Кольку Баранова мы расталкивали долго. Хорошо, что накануне я сообразил взять у него запасной ключ от квартиры. Как чувствовал. Ну, надоело, черт возьми, ломиться в дверь! А этот алкаш все время дрыхнет!

– Вы чего, ребята? – отпихивал он нас ногами и все пытался натянуть одеяло.

– Вставай! – рявкнул я и спихнул его с дивана.

Колька плюхнулся на пол и завыл:

– Больно-о-о!!!

Мы с Сонькой потащили его в ванную комнату. Едва не опоздали в участок.

– Это кто? – подозрительно спросил один из полицейских, глядя на опухшее от беспробудного пьянства Колькино лицо.

– Родственник потерпевшей. Извините, других нет.

– Что ж, полезайте. – И перед нами распахнули дверцу микроавтобуса с синей полосой и с мигалкой на крыше. Там уже сидел мой старый знакомый, опер, который принял у нас заявление об исчезновении Виталины Сергеевны Барановской.

– Привет, – сказал он вяло.

– Добрый день, – поздоровались мы с Сонькой. Колька от испуга молчал.

– Все, мужики, комплект. Поехали!

И мы вырулили со стоянки у полицейского участка на шоссе.

– Что случилось-то? – спросил я. – Кто признался в убийстве?

– Любовник, – сказал опер все так же вяло. И зевнул.

– Мамаев? – ахнули мы.

– Не. Другой.

– А где он?

– Там, где надо.

Мы какое-то время молчали. Все были сонные, злые. Погода, как назло, хмурая, с неба сыпалась колючая крупа. Но ехали мы так долго, почти два часа, что опер под конец разговорился.

– Вчера позвонил Мамаев, сказал, что беспокоится за своего родственника. Телефон его, мол, не отвечает. Оба, и мобильник, и домашний. И что Сергей Викторович боится, как бы его шурин не наделал глупостей. И хотя у них с женой есть ключ от его квартиры, Мамаев предложил нам поехать туда вместе. Во избежание.

– Предусмотрительно, – усмехнулся я, уже догадываясь, куда он клонит.

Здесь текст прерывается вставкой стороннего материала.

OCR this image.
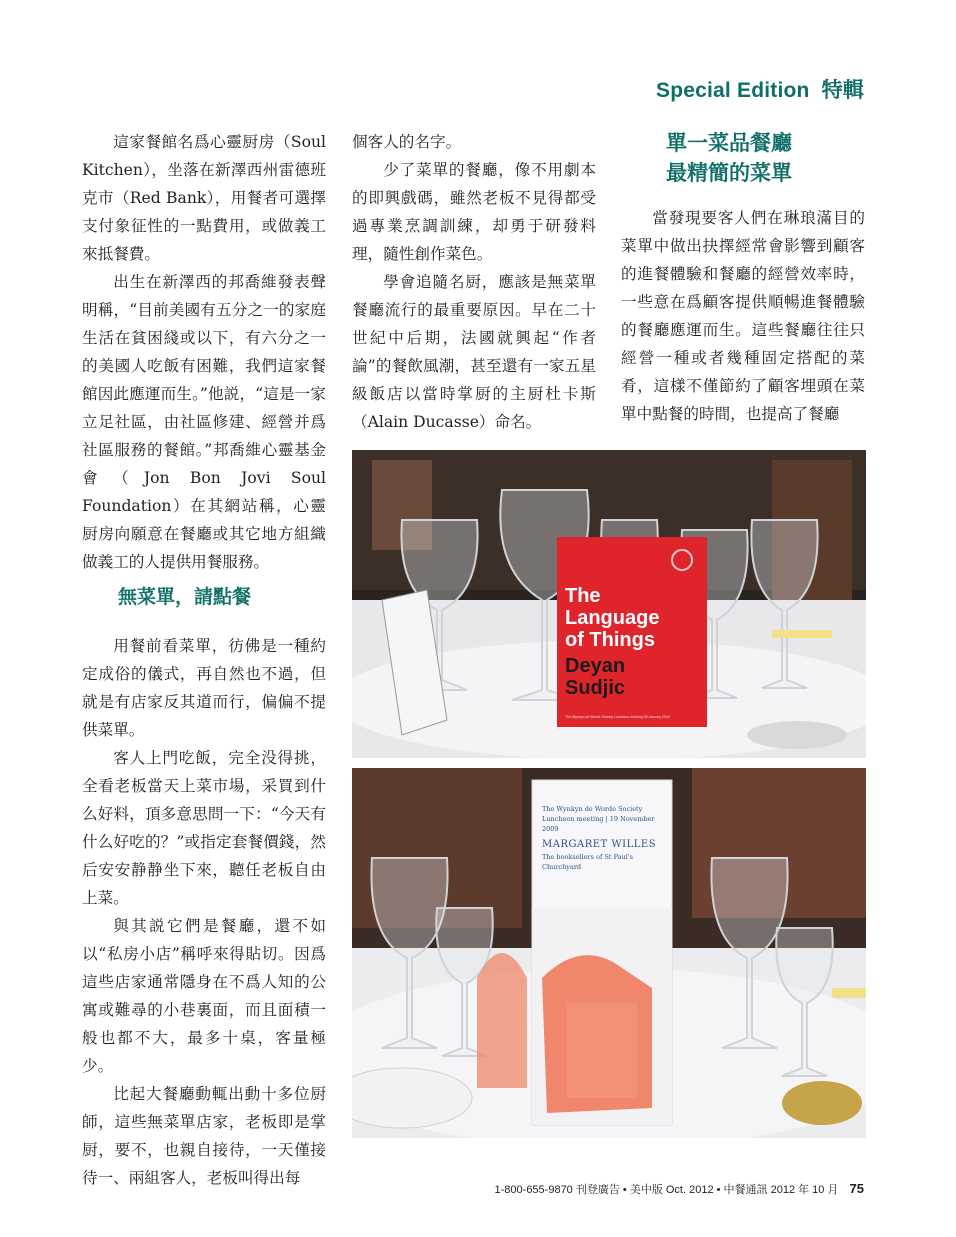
Special Edition 特輯

這家餐館名爲心靈厨房（Soul Kitchen），坐落在新澤西州雷德班克市（Red Bank），用餐者可選擇支付象征性的一點費用，或做義工來抵餐費。

出生在新澤西的邦喬維發表聲明稱，“目前美國有五分之一的家庭生活在貧困綫或以下，有六分之一的美國人吃飯有困難，我們這家餐館因此應運而生。”他説，“這是一家立足社區，由社區修建、經營并爲社區服務的餐館。”邦喬維心靈基金會（Jon Bon Jovi Soul Foundation）在其網站稱，心靈厨房向願意在餐廳或其它地方組織做義工的人提供用餐服務。

無菜單，請點餐

用餐前看菜單，彷佛是一種約定成俗的儀式，再自然也不過，但就是有店家反其道而行，偏偏不提供菜單。

客人上門吃飯，完全没得挑，全看老板當天上菜市場，采買到什么好料，頂多意思問一下：“今天有什么好吃的？”或指定套餐價錢，然后安安静静坐下來，聽任老板自由上菜。

與其説它們是餐廳，還不如以“私房小店”稱呼來得貼切。因爲這些店家通常隱身在不爲人知的公寓或難尋的小巷裏面，而且面積一般也都不大，最多十桌，客量極少。

比起大餐廳動輒出動十多位厨師，這些無菜單店家，老板即是掌厨，要不，也親自接待，一天僅接待一、兩組客人，老板叫得出每

個客人的名字。

少了菜單的餐廳，像不用劇本的即興戲碼，雖然老板不見得都受過專業烹調訓練，却勇于研發料理，隨性創作菜色。

學會追隨名厨，應該是無菜單餐廳流行的最重要原因。早在二十世紀中后期，法國就興起“作者論”的餐飲風潮，甚至還有一家五星級飯店以當時掌厨的主厨杜卡斯（Alain Ducasse）命名。

單一菜品餐廳
最精簡的菜單

當發現要客人們在琳琅滿目的菜單中做出抉擇經常會影響到顧客的進餐體驗和餐廳的經營效率時，一些意在爲顧客提供順暢進餐體驗的餐廳應運而生。這些餐廳往往只經營一種或者幾種固定搭配的菜肴，這樣不僅節約了顧客埋頭在菜單中點餐的時間，也提高了餐廳

The
Language
of Things
Deyan
Sudjic
The Wynkyn de Worde Society Luncheon meeting 25 January 2012
The Wynkyn de Worde Society
Luncheon meeting | 19 November 2009
MARGARET WILLES
The booksellers of St Paul's Churchyard
1-800-655-9870 刊登廣告 • 美中版 Oct. 2012 • 中餐通訊 2012 年 10 月 75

– У Сергея Викторовича была на то причина. В общем, мы приехали, а он в петле болтается. Хозяин квартиры, Игорь Корнеев. Дверь, само собой, закрыта изнутри. Окна тоже. Странгуляционная борозда в верхней части шеи, четкая, прижизненная, с характерными признаками. У эксперта не возникло ни тени сомнения. На лицо все признаки самоубийства. В предсмертной записке Корнеев объяснил и причину. Мол, раскаивается в содеянном и не может больше с этим жить. Это он из ревности убил Барановскую. Долго следил за ней, узнав о ее романе с Мамаевым, ревновал, а под конец не выдержал, и… – Опер рубанул воздух рукой.

– Чем же он ее?

– Бутылкой. Так он пишет. Пустой бутылкой из-под "Боржоми", которая случайно оказалась в машине. А потом, когда Барановская потеряла сознание, задушил.

– А труп?

– На даче спрятал. Туда мы сейчас и едем. Хозяин уже там.